Eastman Kodak worked in good faith with Microsoft to make sure their digital photography software worked well with Windows XP. When they got a chance to try XP, they found their software had been almost completely locked out in favor of a much less capable Microsoft product. Further, they found Microsoft had hijacked their photo print business, diverting it to vendors willing to pay Microsoft a cut for every photo.
Kodak threatened anti-trust action. Legal experts figured they'd have little trouble showing monopoly leverage and would probably collect triple damages if it went to trial. Microsoft has responded by announcing changes in Windows XP that will allow Kodak's software to be more easily installed.
It appears they are not conceding on the matter of hijacking Kodak's photo print business.
Responding to their conviction, Microsoft announced "concessions" to the OEMs allowing them some control over the Windows XP desktop. When the announcement was "clarified" a couple weeks later, it proved entirely empty - they conceded nothing. We expect this announcement to be just as totally devoid of substance - purely a delaying action and public relations stunt.
We hear this story over and over. A company with an innovative product works with Microsoft to assure the product works well with Windows. At the last moment, the deal is off, a rip-off of the product is "integrated" with Windows and the original developer is locked out.

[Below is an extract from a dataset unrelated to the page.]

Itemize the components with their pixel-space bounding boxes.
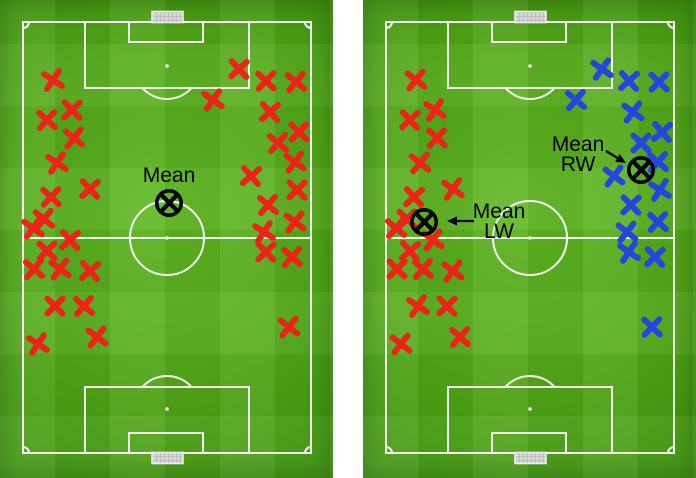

If the damaged company has enough money, they can sue. Microsoft will likely buy off the suit and pay extra for silence. Companies that don't have enough money to sue Microsoft are just plain screwed. In either case, consumer choice is now limited to the less capable Microsoft product - whether you want it or not. Innovation in that product line ends completely, further harming the consumer.
The problem for Microsoft is they now stand convicted of illegally leveraging their monopoly. That means a much easier time in court and triple damages for companies they have injured. What they did to Kodak appears to be blatant leveraging, plus "co-mingling of code" (the latest courtroom buzz phrase).
So why does Microsoft continue, and in fact intensify, behavior that appears illegal? It's simple, they have little choice. The financial pyramid they have built their wealth on requires profits and growth rates they cannot achieve legally. Like a drug addict staring death in the face, they will not quit, because this is their whole way of life.
We recommend you seriously examine whether your business can move to alternatives. If Microsoft succeeds with their .NET plans, your business costs will continue to rise exponentially (Microsoft's wealth comes from your pocket, you know). If Microsoft's plans fail, they will fail hard, and businesses that have bet on their success will be severely disadvantaged.
We recognize that many businesses truly are trapped now, and will have to wait for other businesses to prepare an escape route, Those that can should be looking for the exits. Microsoft's hunger will continue to increase.